Lamm’s family clearly wouldn’t mind his becoming a private citizen. Heather and Scott have not campaigned for their father since his first gubernatorial race, when they were 3 and 6 respectively. They try to avoid the attention of the media—not always successfully, as when Scott made news a few years back by shooting out the neighbors’ windows with a BB gun.
Dottie, a former flight attendant who earned a degree in social work, which she practiced until Heather was born, is a controversial figure in her own right.
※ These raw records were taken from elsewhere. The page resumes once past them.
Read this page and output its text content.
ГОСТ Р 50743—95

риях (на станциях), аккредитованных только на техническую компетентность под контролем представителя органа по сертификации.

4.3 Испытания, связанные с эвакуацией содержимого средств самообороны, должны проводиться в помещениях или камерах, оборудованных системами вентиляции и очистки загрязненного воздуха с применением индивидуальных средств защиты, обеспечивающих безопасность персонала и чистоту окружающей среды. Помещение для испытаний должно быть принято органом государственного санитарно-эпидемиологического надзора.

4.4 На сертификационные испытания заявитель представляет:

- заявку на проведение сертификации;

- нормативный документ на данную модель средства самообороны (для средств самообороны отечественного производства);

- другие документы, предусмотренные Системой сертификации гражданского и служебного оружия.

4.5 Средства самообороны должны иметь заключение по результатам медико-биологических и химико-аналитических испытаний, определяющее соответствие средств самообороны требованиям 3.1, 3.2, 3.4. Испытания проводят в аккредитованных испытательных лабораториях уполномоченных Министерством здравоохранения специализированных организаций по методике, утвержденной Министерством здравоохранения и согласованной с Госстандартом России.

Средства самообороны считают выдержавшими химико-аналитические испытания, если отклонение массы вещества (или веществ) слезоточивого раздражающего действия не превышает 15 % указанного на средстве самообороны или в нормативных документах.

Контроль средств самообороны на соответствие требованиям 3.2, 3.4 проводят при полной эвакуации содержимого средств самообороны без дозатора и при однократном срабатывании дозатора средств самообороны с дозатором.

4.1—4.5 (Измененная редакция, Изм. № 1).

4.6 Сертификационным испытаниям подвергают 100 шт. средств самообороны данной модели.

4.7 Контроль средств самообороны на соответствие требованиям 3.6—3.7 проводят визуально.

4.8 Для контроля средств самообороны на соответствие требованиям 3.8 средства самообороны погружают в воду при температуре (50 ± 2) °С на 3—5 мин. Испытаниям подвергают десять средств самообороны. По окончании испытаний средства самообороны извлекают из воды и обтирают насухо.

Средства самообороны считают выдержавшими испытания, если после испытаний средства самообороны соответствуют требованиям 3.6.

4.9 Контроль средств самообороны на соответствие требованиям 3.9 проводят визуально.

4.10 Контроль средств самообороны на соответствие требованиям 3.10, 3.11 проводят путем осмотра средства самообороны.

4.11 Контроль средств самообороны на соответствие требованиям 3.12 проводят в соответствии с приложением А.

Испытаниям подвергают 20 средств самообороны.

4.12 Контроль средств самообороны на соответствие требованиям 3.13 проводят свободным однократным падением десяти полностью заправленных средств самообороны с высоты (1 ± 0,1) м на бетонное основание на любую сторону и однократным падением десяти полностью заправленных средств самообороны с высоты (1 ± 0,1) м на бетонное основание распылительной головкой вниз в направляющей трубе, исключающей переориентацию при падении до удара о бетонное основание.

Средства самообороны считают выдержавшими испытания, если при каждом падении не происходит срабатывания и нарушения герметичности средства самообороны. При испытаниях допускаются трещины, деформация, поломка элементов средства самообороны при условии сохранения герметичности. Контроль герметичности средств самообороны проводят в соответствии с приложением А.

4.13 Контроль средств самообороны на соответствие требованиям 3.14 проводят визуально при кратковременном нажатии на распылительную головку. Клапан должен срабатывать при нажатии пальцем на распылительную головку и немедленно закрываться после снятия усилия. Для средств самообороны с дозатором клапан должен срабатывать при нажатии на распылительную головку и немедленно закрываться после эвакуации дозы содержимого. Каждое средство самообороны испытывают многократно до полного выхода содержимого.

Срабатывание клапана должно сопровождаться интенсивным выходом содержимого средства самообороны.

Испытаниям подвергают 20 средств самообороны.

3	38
She’s been a columnist for the Denver Post since 1979, propounding liberal, feminist views. Last year she attacked “the audacity and ignorance of the Right-to-Lifers.” She does not concern herself with her column’s impact on her husband’s career. “I figure, my Lord, with the kinds of things he’s saying out there, there’s not too much attention I’m going to get.”
Dottie is an important source of support for her husband—if a somewhat ambivalent one. After Dick’s first gubernatorial campaign, she wrote in her journal (parts of which she subsequently published), “I am continually torn between the desire to protect him from the tedious and the tiresome, and the desire to have him struggle with some of the mundane. Those who become involved with only ‘great’ issues gradually become inhuman.”
That’s the healthy skepticism of a wife for her husband. Yet it also holds a warning for those who might accept Lamm’s prescriptions without question. Hard choices are not made by the numbers.